Eine Wohnungseigentümerin wollte vor der Beschlussfassung über die Jahresabrechnung die Abrechnungsunterlagen bei der Verwaltung einsehen. Dies ermöglichte der Verwalter ihr nicht. Er führte vielmehr an, dass die Belege derzeit beim Belegprüfer - einem Beiratsmitglied - seien. An diesen könne sie sich wegen einer eventuellen Einsichtnahme wenden. Daraufhin hat die Wohnungseigentümerin den Beschluss über die Abrechnungen angefochten.

Das Landgericht Itzehoe gibt der Wohnungseigentümerin Recht. Der Beschluss über die Genehmigung der Gesamtabrechnung und die Einzelabrechnungen ist für ungültig zu erklären.

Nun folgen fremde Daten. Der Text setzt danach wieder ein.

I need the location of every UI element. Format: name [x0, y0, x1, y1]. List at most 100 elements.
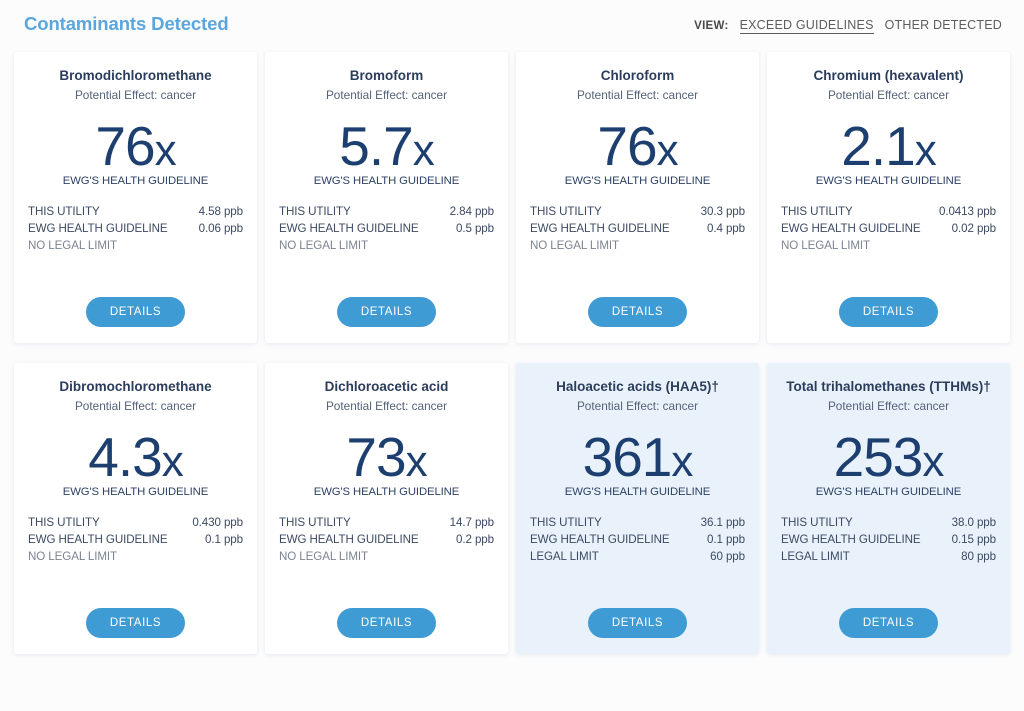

Nach dem Gesetz hat jeder Wohnungseigentümer das Recht, die Belege rechtzeitig und grundsätzlich auch in den Geschäftsräumen des Verwalters einzusehen, um die Abrechnungen in aller Ruhe zu prüfen. Gründe, die hier ausnahmsweise einen anderen Ort zur Einsichtnahme rechtfertigen, hat die Verwaltung nicht angeführt. Allein die Tatsache, dass die Belege gerade beim Belegprüfer sind, ist kein Grund für eine solche Ausnahme. Im Gegenteil, die Verwaltung hätte hier dafür Sorge tragen müssen, dass die Belege rechtzeitig vor der Eigentümerversammlung wieder zurück gewesen wären (LG Itzehoe, Urteil vom 17.9.2013, 11 S 93/12, ZMR 2014 S. 144).